Well a lot of things are different. The most obvious is that I'm stronger now than when I started soloing. I'm climbing a number harder, so things are just a little easier. Not getting pumped makes everything feel much more secure." … As for taming fear, I'm not sure if I'd phrase it like that. The first time I jugged I was gripped. It was the West Face of Leaning Tower in the Valley—super exposed, overhanging. But after doing a few more walls it became routine. The first time I soloed it was a little scary. Everyone says, "If your foot pops you die," or "What if you get stung by a bee?! You'd die." One by one I had all those things happen to me. I've blown feet, had birds come out of cracks, had bats hiss (which always scares the shit out of me), and nothing ever came of it. You go up there and climb—sometimes you get off route or sometimes it's dirtier than you'd like, but you either push through it or climb down. Nothing dramatic; nothing crazy; certainly never really "do or die" not to say that can't happen, and if it does you're in a bad way."

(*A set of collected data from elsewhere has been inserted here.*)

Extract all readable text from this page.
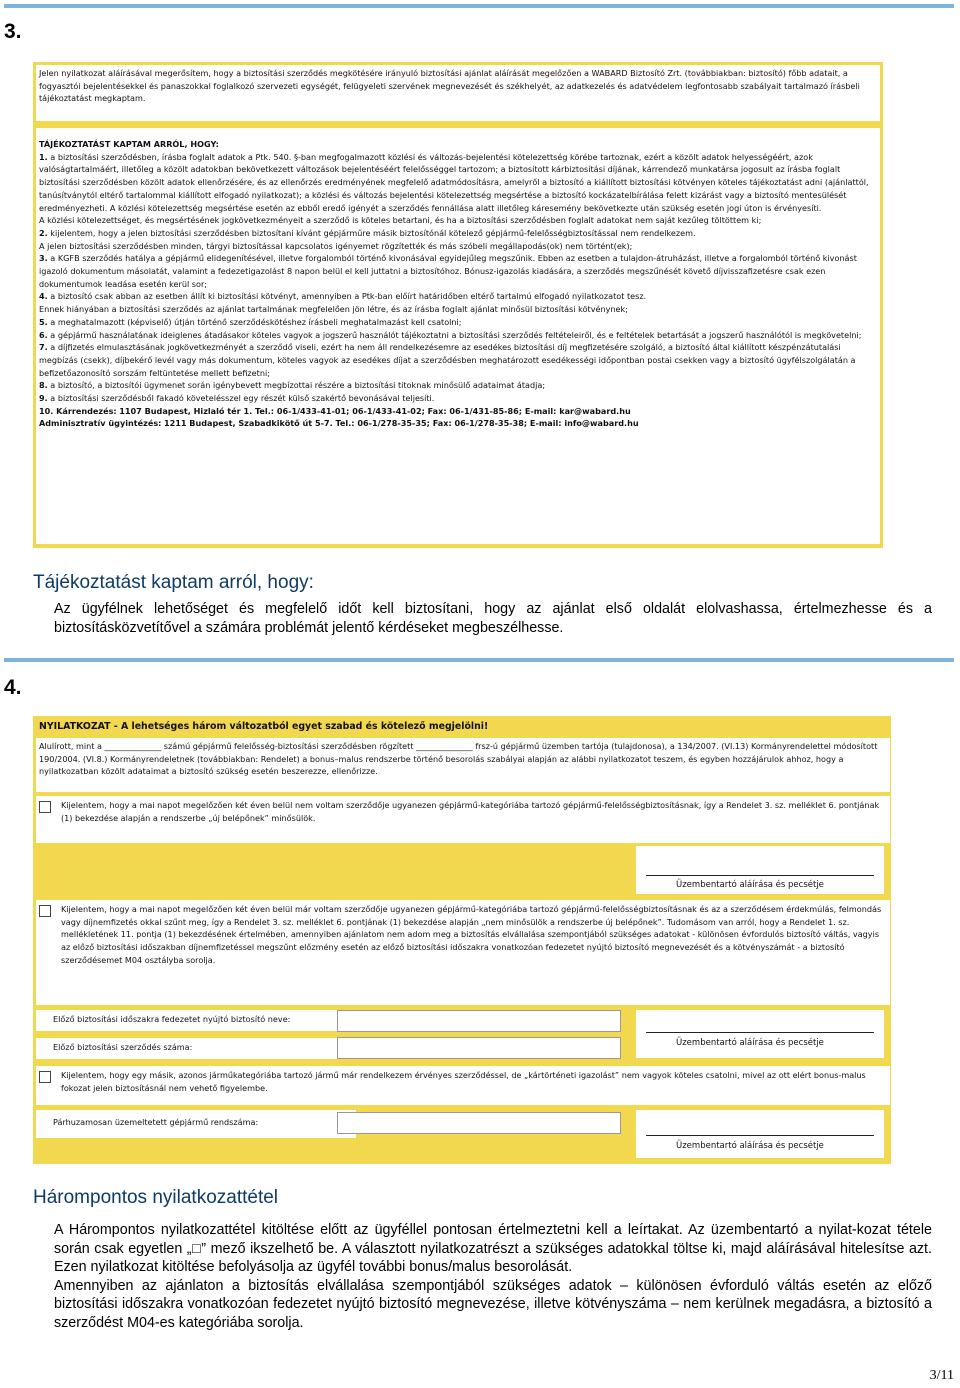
3.

Jelen nyilatkozat aláírásával megerősítem, hogy a biztosítási szerződés megkötésére irányuló biztosítási ajánlat aláírását megelőzően a WABARD Biztosító Zrt. (továbbiakban: biztosító) főbb adatait, a fogyasztói bejelentésekkel és panaszokkal foglalkozó szervezeti egységét, felügyeleti szervének megnevezését és székhelyét, az adatkezelés és adatvédelem legfontosabb szabályait tartalmazó írásbeli tájékoztatást megkaptam.

TÁJÉKOZTATÁST KAPTAM ARRÓL, HOGY:

1. a biztosítási szerződésben, írásba foglalt adatok a Ptk. 540. §-ban megfogalmazott közlési és változás-bejelentési kötelezettség körébe tartoznak, ezért a közölt adatok helyességéért, azok valóságtartalmáért, illetőleg a közölt adatokban bekövetkezett változások bejelentéséért felelősséggel tartozom; a biztosított kárbiztosítási díjának, kárrendező munkatársa jogosult az írásba foglalt biztosítási szerződésben közölt adatok ellenőrzésére, és az ellenőrzés eredményének megfelelő adatmódosításra, amelyről a biztosító a kiállított biztosítási kötvényen köteles tájékoztatást adni (ajánlattól, tanúsítványtól eltérő tartalommal kiállított elfogadó nyilatkozat); a közlési és változás bejelentési kötelezettség megsértése a biztosító kockázatelbírálása felett kizárást vagy a biztosító mentesülését eredményezheti. A közlési kötelezettség megsértése esetén az ebből eredő igényét a szerződés fennállása alatt illetőleg káresemény bekövetkezte után szükség esetén jogi úton is érvényesíti.

A közlési kötelezettséget, és megsértésének jogkövetkezményeit a szerződő is köteles betartani, és ha a biztosítási szerződésben foglalt adatokat nem saját kezűleg töltöttem ki;

2. kijelentem, hogy a jelen biztosítási szerződésben biztosítani kívánt gépjárműre másik biztosítónál kötelező gépjármű-felelősségbiztosítással nem rendelkezem.

A jelen biztosítási szerződésben minden, tárgyi biztosítással kapcsolatos igényemet rögzítették és más szóbeli megállapodás(ok) nem történt(ek);

3. a KGFB szerződés hatálya a gépjármű elidegenítésével, illetve forgalomból történő kivonásával egyidejűleg megszűnik. Ebben az esetben a tulajdon-átruházást, illetve a forgalomból történő kivonást igazoló dokumentum másolatát, valamint a fedezetigazolást 8 napon belül el kell juttatni a biztosítóhoz. Bónusz-igazolás kiadására, a szerződés megszűnését követő díjvisszafizetésre csak ezen dokumentumok leadása esetén kerül sor;

4. a biztosító csak abban az esetben állít ki biztosítási kötvényt, amennyiben a Ptk-ban előírt határidőben eltérő tartalmú elfogadó nyilatkozatot tesz.

Ennek hiányában a biztosítási szerződés az ajánlat tartalmának megfelelően jön létre, és az írásba foglalt ajánlat minősül biztosítási kötvénynek;

5. a meghatalmazott (képviselő) útján történő szerződéskötéshez írásbeli meghatalmazást kell csatolni;

6. a gépjármű használatának ideiglenes átadásakor köteles vagyok a jogszerű használót tájékoztatni a biztosítási szerződés feltételeiről, és e feltételek betartását a jogszerű használótól is megkövetelni;

7. a díjfizetés elmulasztásának jogkövetkezményét a szerződő viseli, ezért ha nem áll rendelkezésemre az esedékes biztosítási díj megfizetésére szolgáló, a biztosító által kiállított készpénzátutalási megbízás (csekk), díjbekérő levél vagy más dokumentum, köteles vagyok az esedékes díjat a szerződésben meghatározott esedékességi időpontban postai csekken vagy a biztosító ügyfélszolgálatán a befizetőazonosító sorszám feltüntetése mellett befizetni;

8. a biztosító, a biztosítói ügymenet során igénybevett megbízottai részére a biztosítási titoknak minősülő adataimat átadja;

9. a biztosítási szerződésből fakadó követelésszel egy részét külső szakértő bevonásával teljesíti.

10. Kárrendezés: 1107 Budapest, Hizlaló tér 1. Tel.: 06-1/433-41-01; 06-1/433-41-02; Fax: 06-1/431-85-86; E-mail: kar@wabard.hu

Adminisztratív ügyintézés: 1211 Budapest, Szabadkikötő út 5-7. Tel.: 06-1/278-35-35; Fax: 06-1/278-35-38; E-mail: info@wabard.hu

Tájékoztatást kaptam arról, hogy:

Az ügyfélnek lehetőséget és megfelelő időt kell biztosítani, hogy az ajánlat első oldalát elolvashassa, értelmezhesse és a biztosításközvetítővel a számára problémát jelentő kérdéseket megbeszélhesse.

4.
NYILATKOZAT - A lehetséges három változatból egyet szabad és kötelező megjelölni!

Alulírott, mint a ______________ számú gépjármű felelősség-biztosítási szerződésben rögzített ______________ frsz-ú gépjármű üzemben tartója (tulajdonosa), a 134/2007. (VI.13) Kormányrendelettel módosított 190/2004. (VI.8.) Kormányrendeletnek (továbbiakban: Rendelet) a bonus–malus rendszerbe történő besorolás szabályai alapján az alábbi nyilatkozatot teszem, és egyben hozzájárulok ahhoz, hogy a nyilatkozatban közölt adataimat a biztosító szükség esetén beszerezze, ellenőrizze.

Kijelentem, hogy a mai napot megelőzően két éven belül nem voltam szerződője ugyanezen gépjármű-kategóriába tartozó gépjármű-felelősségbiztosításnak, így a Rendelet 3. sz. melléklet 6. pontjának (1) bekezdése alapján a rendszerbe „új belépőnek” minősülök.

Üzembentartó aláírása és pecsétje

Kijelentem, hogy a mai napot megelőzően két éven belül már voltam szerződője ugyanezen gépjármű-kategóriába tartozó gépjármű-felelősségbiztosításnak és az a szerződésem érdekmúlás, felmondás vagy díjnemfizetés okkal szűnt meg, így a Rendelet 3. sz. melléklet 6. pontjának (1) bekezdése alapján „nem minősülök a rendszerbe új belépőnek”. Tudomásom van arról, hogy a Rendelet 1. sz. mellékletének 11. pontja (1) bekezdésének értelmében, amennyiben ajánlatom nem adom meg a biztosítás elvállalása szempontjából szükséges adatokat - különösen évfordulós biztosító váltás, vagyis az előző biztosítási időszakban díjnemfizetéssel megszűnt előzmény esetén az előző biztosítási időszakra vonatkozóan fedezetet nyújtó biztosító megnevezését és a kötvényszámát - a biztosító szerződésemet M04 osztályba sorolja.

Előző biztosítási időszakra fedezetet nyújtó biztosító neve:

Előző biztosítási szerződés száma:	Üzembentartó aláírása és pecsétje

Kijelentem, hogy egy másik, azonos járműkategóriába tartozó jármű már rendelkezem érvényes szerződéssel, de „kártörténeti igazolást” nem vagyok köteles csatolni, mivel az ott elért bonus-malus fokozat jelen biztosításnál nem vehető figyelembe.

Párhuzamosan üzemeltetett gépjármű rendszáma:

Üzembentartó aláírása és pecsétje
Hárompontos nyilatkozattétel

A Hárompontos nyilatkozattétel kitöltése előtt az ügyféllel pontosan értelmeztetni kell a leírtakat. Az üzembentartó a nyilat-kozat tétele során csak egyetlen „□” mező ikszelhető be. A választott nyilatkozatrészt a szükséges adatokkal töltse ki, majd aláírásával hitelesítse azt. Ezen nyilatkozat kitöltése befolyásolja az ügyfél további bonus/malus besorolását.

Amennyiben az ajánlaton a biztosítás elvállalása szempontjából szükséges adatok – különösen évforduló váltás esetén az előző biztosítási időszakra vonatkozóan fedezetet nyújtó biztosító megnevezése, illetve kötvényszáma – nem kerülnek megadásra, a biztosító a szerződést M04-es kategóriába sorolja.

3/11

Ray Jardien in response to Honnold Interview:
I seconded the Phoenix once, and I was surprised how much easier it was. When on the lead I always sewed it up, so it was much harder placing the pro on the lead … Everything we do has some element of risk. People die getting out of bed. In fact, most people die in bed. So I'm not one to say that free soloing is too dangerous. It's a personal thing, not subject to anyone's all-mighty judgment. The person doing the judging is not safe either.
I think I can prove my point, that as time goes by climbing with a rope becomes more secure in one way and more dangioiurs in another, possibly to compensate so you can get the same amount of adrenalin rush, or perceptual danger that you had when you first started climbing. That climbing is dangerous with a rope because almost unperceptually you could end up soloing. Another problem Hommold has is that he is running out of hard climbs. If he can climb 5.13 on lead without falling, just how many climbs is he left with that he can do under pressure? In this way today for people like Hommold, climbing changes rapidly, a level of difficulty has disappeared for Honnold, where the only way he will ever see it again is by soloing. Climbing with a rope is dangerous; you could be tempted to solo if you get too good at it.
Another thing going on there is a level of over confidence. You cannot compare soloing one grade down and on ever smaller holds to "getting out of bed" or "nothing crazy". This proves my point about our natural tendency to say climbing is safe. If anything these guys should be admitting is that they are getting more dangerous not more safe. But they are not. Soloing is dangerous like driving without brakes, not like driving with them. Perhaps it would be a good idea to temper ones ideas with people who have never climbed to get a realistic perspective.
None of us have much of a past nor can see into the future beyond death by a scientific method. We can't bring up photographs, it is a matter of faith. It is something unknown by Ray's perception. But Ray even goes so far as to say he knows for a fact that death is not "not subject to anyone's all-mighty judgment". Being that the argument for evolution and creation can be argued to have the same amount of factual proof I think it can be argued that overconfidence many times comes with climbing here. Ray says he used to solo, but stopped after he slipped once on a 5.11 while soloing.